Restaurants Roasting People Who Gave Them Negative Yelp Reviews (25 Pics)
I woke up with dick mouth, a raw vagina, an empty bottle of vodka and the best man next to me. I also found my thong by the pool. Best.Wedding.Ever.
Well, I just did coke with a drag queen in a bathroom so that's the direction this night is taking
official rule: if your drunk, it doesn't count
then nothing in my life counts
I found your doppelganger. same hair, eyes, personality, catch phrases, and penis. it was mind-boggeling.

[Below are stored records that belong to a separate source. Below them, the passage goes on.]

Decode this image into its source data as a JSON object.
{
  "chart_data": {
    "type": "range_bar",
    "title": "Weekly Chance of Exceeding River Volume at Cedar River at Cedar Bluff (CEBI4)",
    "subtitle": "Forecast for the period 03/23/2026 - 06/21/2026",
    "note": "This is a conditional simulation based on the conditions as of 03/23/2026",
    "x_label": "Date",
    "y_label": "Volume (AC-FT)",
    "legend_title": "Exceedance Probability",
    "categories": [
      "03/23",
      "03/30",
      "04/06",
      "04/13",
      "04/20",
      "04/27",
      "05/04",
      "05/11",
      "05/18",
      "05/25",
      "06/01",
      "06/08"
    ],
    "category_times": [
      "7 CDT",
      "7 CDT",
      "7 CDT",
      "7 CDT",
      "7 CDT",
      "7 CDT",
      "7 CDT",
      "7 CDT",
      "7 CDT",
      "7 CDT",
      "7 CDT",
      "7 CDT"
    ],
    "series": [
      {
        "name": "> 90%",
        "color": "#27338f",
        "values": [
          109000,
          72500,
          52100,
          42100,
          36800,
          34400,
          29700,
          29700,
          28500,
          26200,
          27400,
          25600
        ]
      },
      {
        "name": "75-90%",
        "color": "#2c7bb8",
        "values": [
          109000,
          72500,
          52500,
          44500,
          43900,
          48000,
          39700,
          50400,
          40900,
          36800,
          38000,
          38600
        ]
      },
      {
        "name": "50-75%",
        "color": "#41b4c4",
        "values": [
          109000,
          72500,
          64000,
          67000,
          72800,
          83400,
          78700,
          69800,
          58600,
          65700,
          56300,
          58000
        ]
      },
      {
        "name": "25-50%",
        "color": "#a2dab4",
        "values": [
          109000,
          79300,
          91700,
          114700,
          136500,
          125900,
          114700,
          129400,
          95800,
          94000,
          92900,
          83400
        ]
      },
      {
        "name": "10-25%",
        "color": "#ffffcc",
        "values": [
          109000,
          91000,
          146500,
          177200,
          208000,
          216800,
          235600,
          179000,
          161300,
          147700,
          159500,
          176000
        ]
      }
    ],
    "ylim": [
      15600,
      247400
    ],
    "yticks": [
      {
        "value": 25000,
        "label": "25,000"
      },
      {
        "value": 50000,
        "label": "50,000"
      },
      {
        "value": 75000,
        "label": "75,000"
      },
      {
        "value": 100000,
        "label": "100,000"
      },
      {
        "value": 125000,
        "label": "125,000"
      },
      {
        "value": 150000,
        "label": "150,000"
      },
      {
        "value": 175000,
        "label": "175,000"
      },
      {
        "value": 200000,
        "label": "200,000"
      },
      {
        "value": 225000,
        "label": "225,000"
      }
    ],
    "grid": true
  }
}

Bring the pizza ill bring the boundaries we can cross
Woman Posts Harassing DMs From Creep Online, Now He’s Upset Because People Told His Mom
At least I'm fat on the outside. You can NEVER change being fat on the inside.
I wanna fuck that hideous moustache right off your face. get the confetti ready for the festivities
I found out that rock climbing and alcohol does not go together. Ask my broken arm.
HE PUT A HOLE. IN. MY. HOUSE!!!
so on the street and some kid is chanting "cheeseburger, cheeseburger, cheeseburger!" while pumping his fist in the air. i agree.
We just started our own DARE program: Drugs are really enjoyable.